After Anella (222 Franklin St.) closed following a fire last summer, owner Blair Papagni made sure that her staff would land new jobs while the chaos of the situation settled.”The fire happened on a Saturday, the day after the fire, me, my two managers and my chef, we all went out to brunch, and we first and foremost made a list of every person that worked for us and where we thought we could employ them,” Papgani said. “And then we had a staff meeting a few days later and it was sorta like a job fair.” Anella reopened with much of its original staff in November following months of rebuilding.
Papagni signed a lease for Anella in December 2008, and attributes the restaurants’ staying power in part to her landlord. “I think that the experience of a lot of people, unfortunately, is that they have terrible landlords, and I actually have a really good relationship with my landlord and he’s made it possible that Anella will be able to be there for a really long time,” she said.
When it came to redesigning the fire-damaged restaurant, Papagni found a rare opportunity to reflect on what Anella’s strong points were. “I think that our mantra with reopening was to use the fire as an opportunity to fix things that maybe weren’t working so well for us and embrace the things that were,” she said.
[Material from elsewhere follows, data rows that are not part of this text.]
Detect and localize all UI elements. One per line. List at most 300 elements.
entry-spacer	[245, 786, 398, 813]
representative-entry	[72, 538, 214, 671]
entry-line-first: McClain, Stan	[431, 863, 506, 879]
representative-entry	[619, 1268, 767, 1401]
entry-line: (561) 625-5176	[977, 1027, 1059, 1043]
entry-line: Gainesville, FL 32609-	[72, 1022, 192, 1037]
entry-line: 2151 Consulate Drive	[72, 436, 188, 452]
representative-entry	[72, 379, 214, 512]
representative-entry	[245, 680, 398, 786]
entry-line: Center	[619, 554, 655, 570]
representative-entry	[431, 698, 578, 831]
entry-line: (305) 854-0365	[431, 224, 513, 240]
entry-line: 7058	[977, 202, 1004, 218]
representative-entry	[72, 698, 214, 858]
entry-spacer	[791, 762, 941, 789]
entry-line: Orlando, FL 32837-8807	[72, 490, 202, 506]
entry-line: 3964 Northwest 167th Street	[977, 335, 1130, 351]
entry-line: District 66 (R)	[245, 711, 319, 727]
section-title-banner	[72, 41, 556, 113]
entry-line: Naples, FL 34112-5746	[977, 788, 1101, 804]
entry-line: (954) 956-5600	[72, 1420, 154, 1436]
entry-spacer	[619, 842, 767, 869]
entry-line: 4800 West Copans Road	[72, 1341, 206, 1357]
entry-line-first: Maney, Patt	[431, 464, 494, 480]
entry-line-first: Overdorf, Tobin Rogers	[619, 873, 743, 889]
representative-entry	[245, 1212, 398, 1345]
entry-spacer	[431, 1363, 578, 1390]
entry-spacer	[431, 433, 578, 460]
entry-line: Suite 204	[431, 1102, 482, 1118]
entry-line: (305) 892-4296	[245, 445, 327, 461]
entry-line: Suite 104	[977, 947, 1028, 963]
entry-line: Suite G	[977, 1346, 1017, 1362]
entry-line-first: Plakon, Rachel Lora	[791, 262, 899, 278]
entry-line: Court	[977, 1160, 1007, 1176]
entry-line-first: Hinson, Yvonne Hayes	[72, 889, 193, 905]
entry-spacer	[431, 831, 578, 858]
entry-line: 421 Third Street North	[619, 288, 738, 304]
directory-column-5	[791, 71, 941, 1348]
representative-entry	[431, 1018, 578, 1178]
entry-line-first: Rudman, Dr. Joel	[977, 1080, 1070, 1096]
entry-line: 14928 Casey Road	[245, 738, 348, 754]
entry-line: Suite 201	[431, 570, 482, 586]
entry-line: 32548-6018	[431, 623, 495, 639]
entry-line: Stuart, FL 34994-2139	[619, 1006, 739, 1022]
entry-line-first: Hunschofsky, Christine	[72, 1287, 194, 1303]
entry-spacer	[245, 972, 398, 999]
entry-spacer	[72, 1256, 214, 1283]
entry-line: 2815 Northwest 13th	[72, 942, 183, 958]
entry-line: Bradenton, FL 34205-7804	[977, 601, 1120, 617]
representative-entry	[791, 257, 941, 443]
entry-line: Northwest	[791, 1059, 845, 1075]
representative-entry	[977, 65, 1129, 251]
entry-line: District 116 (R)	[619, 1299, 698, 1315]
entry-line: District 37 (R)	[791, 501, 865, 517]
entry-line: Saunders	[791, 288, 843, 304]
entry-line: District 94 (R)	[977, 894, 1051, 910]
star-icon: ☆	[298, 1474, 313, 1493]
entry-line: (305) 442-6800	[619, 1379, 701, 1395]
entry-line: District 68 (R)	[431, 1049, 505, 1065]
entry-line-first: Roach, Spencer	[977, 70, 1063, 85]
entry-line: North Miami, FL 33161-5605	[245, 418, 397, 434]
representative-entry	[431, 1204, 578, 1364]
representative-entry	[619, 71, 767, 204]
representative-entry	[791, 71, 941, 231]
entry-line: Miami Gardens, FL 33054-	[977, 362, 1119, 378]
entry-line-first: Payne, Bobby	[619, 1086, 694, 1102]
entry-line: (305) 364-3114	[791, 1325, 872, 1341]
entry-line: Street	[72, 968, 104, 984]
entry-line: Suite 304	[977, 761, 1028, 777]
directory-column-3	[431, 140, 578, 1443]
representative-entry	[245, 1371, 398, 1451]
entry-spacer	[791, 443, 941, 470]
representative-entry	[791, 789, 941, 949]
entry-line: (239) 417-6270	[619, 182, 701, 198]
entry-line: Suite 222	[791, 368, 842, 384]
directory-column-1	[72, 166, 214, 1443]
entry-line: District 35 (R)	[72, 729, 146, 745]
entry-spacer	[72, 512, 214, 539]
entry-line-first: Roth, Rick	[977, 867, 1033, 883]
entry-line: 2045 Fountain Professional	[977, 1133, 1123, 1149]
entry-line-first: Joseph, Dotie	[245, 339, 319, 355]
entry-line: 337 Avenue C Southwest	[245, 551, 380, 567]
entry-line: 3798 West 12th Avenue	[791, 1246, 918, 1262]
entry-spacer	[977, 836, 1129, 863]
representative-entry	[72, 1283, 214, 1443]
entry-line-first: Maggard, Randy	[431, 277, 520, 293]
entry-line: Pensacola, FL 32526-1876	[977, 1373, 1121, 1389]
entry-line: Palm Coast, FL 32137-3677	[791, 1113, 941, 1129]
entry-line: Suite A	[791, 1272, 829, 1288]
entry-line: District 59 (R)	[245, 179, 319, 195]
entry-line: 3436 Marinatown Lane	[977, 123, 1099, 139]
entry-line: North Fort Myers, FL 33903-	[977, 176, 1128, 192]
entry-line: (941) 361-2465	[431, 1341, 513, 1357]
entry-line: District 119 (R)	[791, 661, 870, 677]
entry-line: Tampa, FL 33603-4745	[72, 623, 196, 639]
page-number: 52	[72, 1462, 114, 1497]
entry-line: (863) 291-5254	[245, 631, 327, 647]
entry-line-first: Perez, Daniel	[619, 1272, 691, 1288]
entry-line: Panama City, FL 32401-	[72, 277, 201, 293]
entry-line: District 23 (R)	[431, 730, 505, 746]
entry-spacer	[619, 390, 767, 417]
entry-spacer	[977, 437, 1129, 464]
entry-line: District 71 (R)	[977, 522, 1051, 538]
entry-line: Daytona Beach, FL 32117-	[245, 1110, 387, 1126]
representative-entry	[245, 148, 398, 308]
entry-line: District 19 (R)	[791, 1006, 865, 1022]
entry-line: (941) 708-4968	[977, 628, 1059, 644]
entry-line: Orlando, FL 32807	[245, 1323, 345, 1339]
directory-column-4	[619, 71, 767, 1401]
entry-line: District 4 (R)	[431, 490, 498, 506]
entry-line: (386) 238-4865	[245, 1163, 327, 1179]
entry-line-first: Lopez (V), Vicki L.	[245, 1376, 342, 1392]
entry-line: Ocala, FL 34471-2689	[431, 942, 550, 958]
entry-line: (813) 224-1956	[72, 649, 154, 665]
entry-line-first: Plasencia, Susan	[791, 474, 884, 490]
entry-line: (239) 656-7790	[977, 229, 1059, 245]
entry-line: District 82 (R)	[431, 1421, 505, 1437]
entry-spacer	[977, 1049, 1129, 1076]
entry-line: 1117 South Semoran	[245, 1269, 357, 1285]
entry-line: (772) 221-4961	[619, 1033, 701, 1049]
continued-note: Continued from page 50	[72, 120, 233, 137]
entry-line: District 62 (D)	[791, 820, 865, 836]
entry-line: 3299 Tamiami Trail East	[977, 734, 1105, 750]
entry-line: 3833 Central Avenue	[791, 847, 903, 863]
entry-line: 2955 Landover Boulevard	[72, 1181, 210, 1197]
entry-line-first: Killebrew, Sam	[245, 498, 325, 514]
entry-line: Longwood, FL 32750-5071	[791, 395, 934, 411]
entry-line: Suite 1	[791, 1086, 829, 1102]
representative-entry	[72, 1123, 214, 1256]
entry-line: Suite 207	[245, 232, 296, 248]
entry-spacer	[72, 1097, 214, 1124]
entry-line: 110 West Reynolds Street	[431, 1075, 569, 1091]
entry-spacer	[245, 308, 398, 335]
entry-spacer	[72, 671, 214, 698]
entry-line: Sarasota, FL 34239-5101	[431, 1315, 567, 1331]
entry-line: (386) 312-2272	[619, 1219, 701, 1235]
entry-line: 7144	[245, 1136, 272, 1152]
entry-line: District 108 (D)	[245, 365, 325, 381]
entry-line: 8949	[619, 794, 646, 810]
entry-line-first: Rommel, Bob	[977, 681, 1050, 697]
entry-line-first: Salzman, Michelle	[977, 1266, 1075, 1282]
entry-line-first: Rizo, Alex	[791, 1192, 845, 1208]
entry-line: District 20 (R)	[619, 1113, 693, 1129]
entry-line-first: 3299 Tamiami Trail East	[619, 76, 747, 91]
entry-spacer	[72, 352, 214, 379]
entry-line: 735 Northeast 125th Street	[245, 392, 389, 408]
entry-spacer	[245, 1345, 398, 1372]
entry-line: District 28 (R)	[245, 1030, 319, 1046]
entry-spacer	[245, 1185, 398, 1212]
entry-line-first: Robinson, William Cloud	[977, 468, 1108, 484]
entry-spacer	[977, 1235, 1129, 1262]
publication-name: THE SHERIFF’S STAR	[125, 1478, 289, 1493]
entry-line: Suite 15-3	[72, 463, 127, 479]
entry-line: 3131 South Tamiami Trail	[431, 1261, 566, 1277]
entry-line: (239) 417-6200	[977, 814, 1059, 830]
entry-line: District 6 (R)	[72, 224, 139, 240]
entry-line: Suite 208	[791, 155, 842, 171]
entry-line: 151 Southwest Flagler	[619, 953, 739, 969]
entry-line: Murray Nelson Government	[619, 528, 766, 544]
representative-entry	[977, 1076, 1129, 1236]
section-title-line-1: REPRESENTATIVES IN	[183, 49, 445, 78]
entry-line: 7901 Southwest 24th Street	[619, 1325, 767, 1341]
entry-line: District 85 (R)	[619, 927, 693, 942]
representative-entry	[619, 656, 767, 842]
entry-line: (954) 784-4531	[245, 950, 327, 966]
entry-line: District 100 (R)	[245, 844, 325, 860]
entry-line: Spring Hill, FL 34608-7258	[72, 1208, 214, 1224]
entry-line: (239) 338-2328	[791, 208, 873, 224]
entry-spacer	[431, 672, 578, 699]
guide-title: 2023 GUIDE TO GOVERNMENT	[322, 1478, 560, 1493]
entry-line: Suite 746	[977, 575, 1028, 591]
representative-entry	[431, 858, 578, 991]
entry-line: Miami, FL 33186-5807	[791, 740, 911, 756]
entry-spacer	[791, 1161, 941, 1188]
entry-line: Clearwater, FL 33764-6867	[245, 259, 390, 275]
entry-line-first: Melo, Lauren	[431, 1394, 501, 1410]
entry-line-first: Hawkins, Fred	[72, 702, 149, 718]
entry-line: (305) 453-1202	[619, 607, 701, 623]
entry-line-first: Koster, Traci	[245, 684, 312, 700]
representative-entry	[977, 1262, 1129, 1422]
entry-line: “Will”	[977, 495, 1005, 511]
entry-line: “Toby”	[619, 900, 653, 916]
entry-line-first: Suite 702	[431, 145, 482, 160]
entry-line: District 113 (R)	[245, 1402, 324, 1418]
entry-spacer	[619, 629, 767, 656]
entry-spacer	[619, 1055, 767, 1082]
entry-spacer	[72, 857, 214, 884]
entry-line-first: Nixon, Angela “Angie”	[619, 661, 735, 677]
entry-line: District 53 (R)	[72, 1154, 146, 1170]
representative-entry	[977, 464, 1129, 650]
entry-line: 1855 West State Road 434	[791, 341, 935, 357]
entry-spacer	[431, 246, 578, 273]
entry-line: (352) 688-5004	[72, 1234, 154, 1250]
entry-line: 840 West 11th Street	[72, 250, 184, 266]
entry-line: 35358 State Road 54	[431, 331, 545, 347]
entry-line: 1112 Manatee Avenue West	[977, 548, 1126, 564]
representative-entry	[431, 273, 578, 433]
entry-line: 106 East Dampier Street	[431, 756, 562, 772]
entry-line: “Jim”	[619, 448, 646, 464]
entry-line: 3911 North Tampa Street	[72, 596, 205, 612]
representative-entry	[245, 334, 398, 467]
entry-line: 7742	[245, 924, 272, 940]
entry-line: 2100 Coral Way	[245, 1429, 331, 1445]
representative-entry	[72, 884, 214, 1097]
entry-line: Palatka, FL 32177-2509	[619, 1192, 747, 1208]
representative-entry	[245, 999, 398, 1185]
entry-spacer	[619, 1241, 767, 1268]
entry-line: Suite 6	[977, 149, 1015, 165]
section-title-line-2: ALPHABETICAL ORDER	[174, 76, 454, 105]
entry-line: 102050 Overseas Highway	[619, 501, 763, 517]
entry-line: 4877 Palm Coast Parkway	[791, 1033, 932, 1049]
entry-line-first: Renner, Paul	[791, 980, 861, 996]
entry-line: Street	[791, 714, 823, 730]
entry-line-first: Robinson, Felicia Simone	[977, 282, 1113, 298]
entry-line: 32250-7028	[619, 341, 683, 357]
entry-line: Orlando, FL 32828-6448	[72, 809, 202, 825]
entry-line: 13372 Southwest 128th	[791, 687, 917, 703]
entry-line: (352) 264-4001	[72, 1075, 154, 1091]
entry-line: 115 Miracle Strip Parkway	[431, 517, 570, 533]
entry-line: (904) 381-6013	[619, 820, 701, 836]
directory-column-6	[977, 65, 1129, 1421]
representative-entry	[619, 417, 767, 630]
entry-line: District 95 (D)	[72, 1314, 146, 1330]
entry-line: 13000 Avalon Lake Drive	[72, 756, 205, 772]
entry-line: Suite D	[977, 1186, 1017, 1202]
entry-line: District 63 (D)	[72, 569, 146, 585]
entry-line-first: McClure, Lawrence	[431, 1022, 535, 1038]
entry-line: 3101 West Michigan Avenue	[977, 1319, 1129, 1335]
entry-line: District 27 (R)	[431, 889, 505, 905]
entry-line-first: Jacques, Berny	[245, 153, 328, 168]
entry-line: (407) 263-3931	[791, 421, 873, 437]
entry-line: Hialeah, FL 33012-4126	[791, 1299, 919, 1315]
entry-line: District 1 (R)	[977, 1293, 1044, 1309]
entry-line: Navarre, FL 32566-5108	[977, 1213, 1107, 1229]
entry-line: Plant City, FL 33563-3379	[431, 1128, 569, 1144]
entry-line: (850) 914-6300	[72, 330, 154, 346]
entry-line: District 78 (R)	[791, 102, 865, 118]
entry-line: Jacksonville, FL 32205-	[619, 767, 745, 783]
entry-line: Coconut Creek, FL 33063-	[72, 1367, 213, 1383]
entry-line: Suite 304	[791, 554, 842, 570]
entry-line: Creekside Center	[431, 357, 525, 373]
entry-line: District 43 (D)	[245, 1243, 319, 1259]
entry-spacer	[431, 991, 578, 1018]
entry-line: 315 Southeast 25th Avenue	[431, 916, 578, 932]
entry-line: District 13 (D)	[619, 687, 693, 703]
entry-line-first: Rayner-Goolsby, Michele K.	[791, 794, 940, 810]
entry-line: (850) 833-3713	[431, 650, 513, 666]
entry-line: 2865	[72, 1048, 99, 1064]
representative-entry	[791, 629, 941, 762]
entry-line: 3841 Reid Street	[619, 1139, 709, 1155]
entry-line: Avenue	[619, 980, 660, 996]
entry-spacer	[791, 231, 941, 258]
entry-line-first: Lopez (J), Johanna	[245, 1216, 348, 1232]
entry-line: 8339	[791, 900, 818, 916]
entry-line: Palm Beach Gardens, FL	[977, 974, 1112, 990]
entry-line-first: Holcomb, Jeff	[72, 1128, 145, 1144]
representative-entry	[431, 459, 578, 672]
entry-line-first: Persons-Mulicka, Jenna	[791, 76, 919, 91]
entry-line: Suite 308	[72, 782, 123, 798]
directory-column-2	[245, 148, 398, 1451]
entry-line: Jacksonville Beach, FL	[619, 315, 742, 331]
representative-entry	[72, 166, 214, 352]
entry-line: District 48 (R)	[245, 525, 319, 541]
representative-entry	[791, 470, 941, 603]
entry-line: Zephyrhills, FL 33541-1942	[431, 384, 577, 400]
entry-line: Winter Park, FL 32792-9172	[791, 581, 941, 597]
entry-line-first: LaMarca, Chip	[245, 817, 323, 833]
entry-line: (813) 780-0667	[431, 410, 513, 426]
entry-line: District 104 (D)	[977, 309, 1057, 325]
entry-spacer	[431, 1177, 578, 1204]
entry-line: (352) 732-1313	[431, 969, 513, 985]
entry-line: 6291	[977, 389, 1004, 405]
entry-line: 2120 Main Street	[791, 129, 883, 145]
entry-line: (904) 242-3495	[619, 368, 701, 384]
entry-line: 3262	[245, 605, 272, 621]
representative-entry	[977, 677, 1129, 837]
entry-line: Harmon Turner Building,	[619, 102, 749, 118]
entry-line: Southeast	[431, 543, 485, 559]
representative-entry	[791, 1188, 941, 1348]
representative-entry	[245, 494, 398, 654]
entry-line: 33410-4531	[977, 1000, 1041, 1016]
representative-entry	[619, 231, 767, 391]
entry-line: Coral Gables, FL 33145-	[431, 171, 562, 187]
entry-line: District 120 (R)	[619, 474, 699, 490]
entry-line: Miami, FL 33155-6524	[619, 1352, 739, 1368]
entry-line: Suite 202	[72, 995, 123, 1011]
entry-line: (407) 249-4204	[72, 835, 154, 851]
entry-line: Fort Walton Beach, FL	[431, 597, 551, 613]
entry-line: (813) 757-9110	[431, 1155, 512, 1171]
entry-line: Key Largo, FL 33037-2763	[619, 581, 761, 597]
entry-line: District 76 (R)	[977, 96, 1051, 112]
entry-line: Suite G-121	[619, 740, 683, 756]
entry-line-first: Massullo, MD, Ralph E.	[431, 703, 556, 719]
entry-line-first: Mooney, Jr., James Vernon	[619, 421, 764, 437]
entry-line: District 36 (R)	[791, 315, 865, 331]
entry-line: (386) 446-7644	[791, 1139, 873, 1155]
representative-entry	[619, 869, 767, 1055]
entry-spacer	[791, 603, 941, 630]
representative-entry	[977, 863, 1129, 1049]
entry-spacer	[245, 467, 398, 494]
In a city where the restaurant industry is especially competitive, many dining establishments operate as turnover machines while treating their employees as disposable. Papagni takes great pride in the fact that Anella employees tend to stick with the business on a more longterm basis: “Our two managers that are on right now have been with me for seven years. My Chef, Mayo is his name, he started at Anella as the dishwasher when we opened in 2009, and he’s worked every position in the kitchen, and he worked his way up to chef,” she said
A sentiment for community is signified in Anella’s menu and the spaces’ furnishings, which draw heavily from Greenpoint’s many skilled artisans and their businesses.
Speaking about her favorite dish on the menu, the rigatoni with marinara and ricotta, Papagni reminisces of her childhood: “When I was a kid I used to make lasagna with my Grandma and because I was really impatient and I couldn’t wait for it to cook, she would give me the broken lasagna noodles and put tomato sauce on it and a little ricotta cheese,” she said referencing the dish.
While the menu at Anella has changed just slightly from the restaurant’s first iteration, the rebuilding process created an opportunity to furnish the space with the crafts of Greenpoint’s locals.
The artists that Papagni worked with for Anella’s redesign were: Wishbone Woodworking made all of the wine boxes and shelving behind the bar; Friend of All Glass (Flannery Cronin) made the spectacular front window lights just a block away; D’emploi Studio (Kyle Mosholder) designed the staff aprons; Loui Terrier, who Papagni calls a ‘neighborhood treasure,’ helped design the new interior and Williamsburg-based Cycle Projects were the architectural team.
Anella is open for dinner Mon – Fri, 5:30 –11 p.m., and Sat and Sun 5 – 11 p.m., and for brunch on weekends 10 a.m. – 4 p.m.